Does this mean that Vadim and his ilk are wasting their time beating their heads against the wall of American culture? Not necessarily. Film schools talk a good game about being dedicated to art - maybe they can be guilt-tripped into instituting changes. The advocates of cinema art culture should realize that they are a minority trying to bend the majority to their will, rather than a grass-roots movement, and select their political tools accordingly.

4 comments:

David McDougall said...

Dan,
When I was in college, I straddled 2 majors: Film Studies, which was something like the practical end of NYU Film School, with more emphasis on watching (older, classical Hollywood) films and breaking them down; and an interdisciplinary humanities program, in which I focused (among other things) on 20th century literature and philosophy. My joint thesis film aimed at being, essentially, a work of literary theory in film form. So this is familiar territory! One of the projects of my current work (blog included) is a more effective synthesis of these competing impulses.

Dan Sallitt said...

Dave - I sort of hovered between those two worlds myself in film school. It was a funny place to be: the production people had a limited interest in cinema history and almost no interest in art films; and the theory people were under pressure to renounce their film-buffery at that point in time. (One classmate told me that he had destroyed his written lists of the movies he'd seen six months into graduate school. Six months seemed to me to be the usual amount of time needed for that environment to effect a transformation.)

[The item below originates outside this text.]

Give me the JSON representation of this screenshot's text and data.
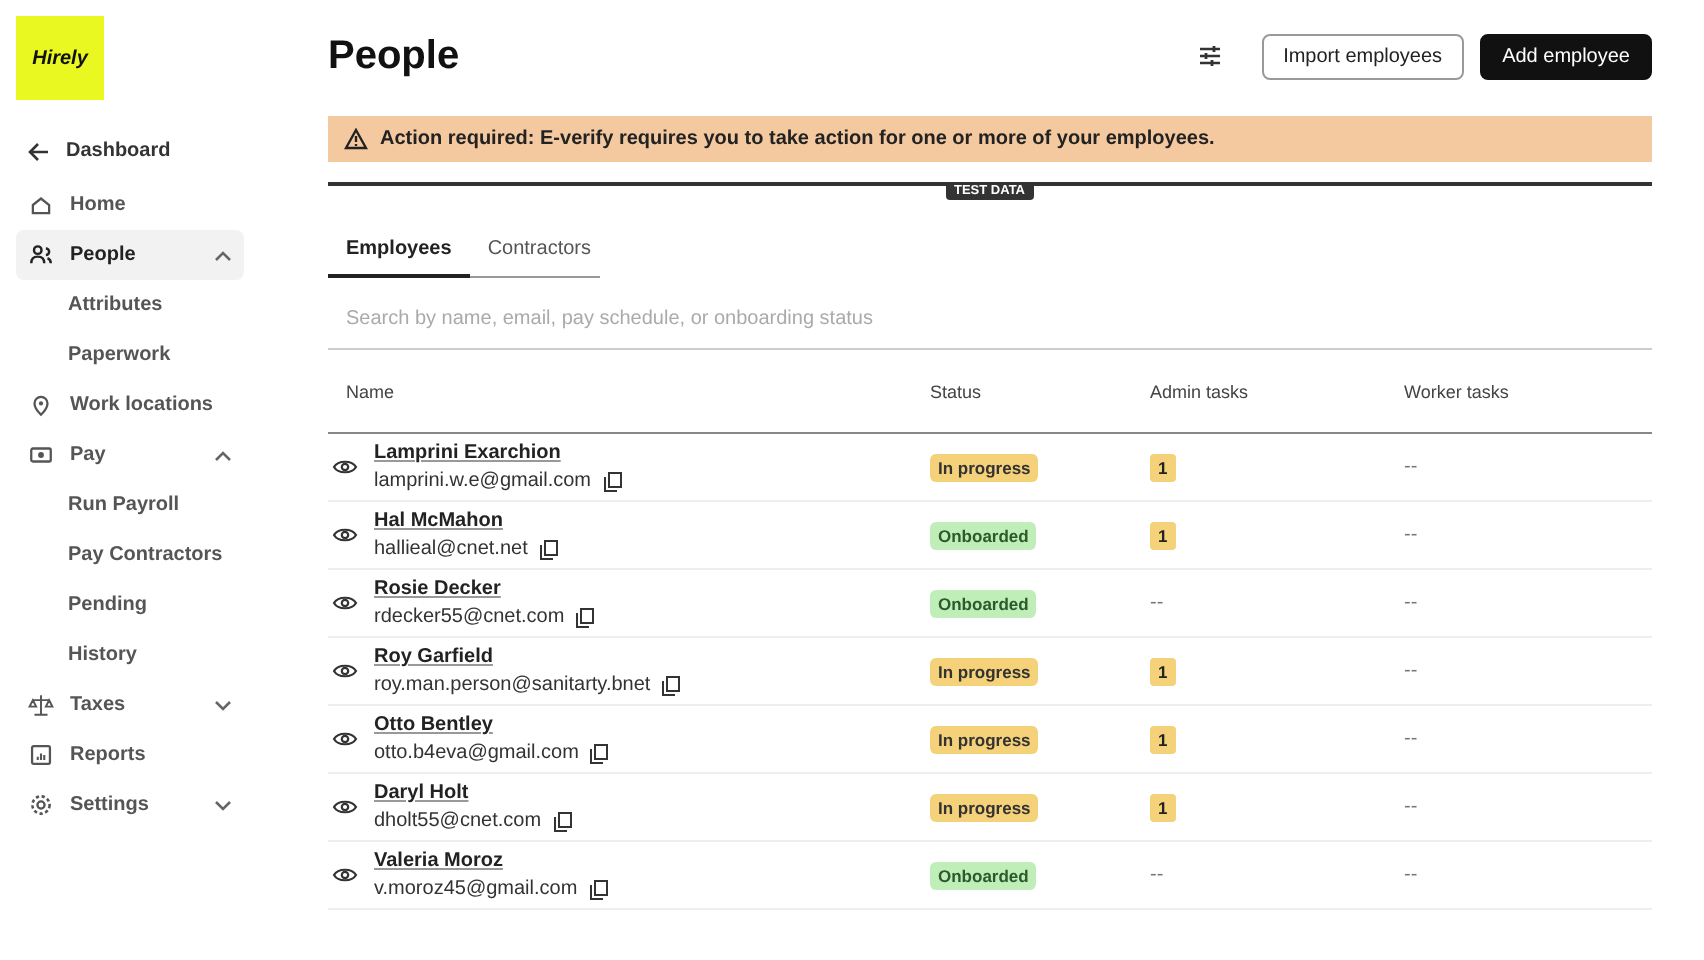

There are probably some backwaters of American film education where production people are forced through a serious examination of film culture, and encouraged to add to it. Where are these places? I'd like to know. Vadim pragmatically allowed that he didn't want to ban Field and McKee from film education, that he merely wanted to provide alternatives. But if you open the door to McKee and Field, they will eat the rest of your department in a few years, as sure as the turning of the earth. Really, it's much better all around to ban them, if you can get away with it; and my guess is that any interesting film production departments that may exist have done so.

Dan Sallitt said...

Jeanine Basinger is the big name there, right? Does she have a lot of influence?

David McDougall said...

Jeanine is the head of the department there. Other current faculty include Scott Higgins (introducing the Technicolor series at AMMI this weekend in association with his new book), Lisa Dombrowski (Sam Fuller book nearing completion), Richard Slotkin (Gunfighter Nation, among others), and Leo Lensing (lots of work on Fassbinder).

I'm not sure how to quantify 'influence,' but her students have incredible respect for the depth of her understanding of film and her ability to transmit that. I don't think she's that influential in academia, but her influence is certainly felt in the corners of Hollywood/Indiewood/etc infiltrated by the Wesleyan mafia.

In some ways, her areas of interest become areas of expertise for her students, which are then tools they refer back to as filmmakers...

Perhaps it's not on the same scale, but I'm reminded of Alexander Kojève's lectures on Hegel in France between the World Wars, in that his interpretations of Hegel formed the basis of his students' work in a variety of fields in a way that can be traced back to his teachings. It's no offense to Wesleyan film to say that Kojève is an extreme example: Kojève's students included Lacan, Sartre, Aron, Queneau, Merleau-Ponty, Bataille, and Andre Breton.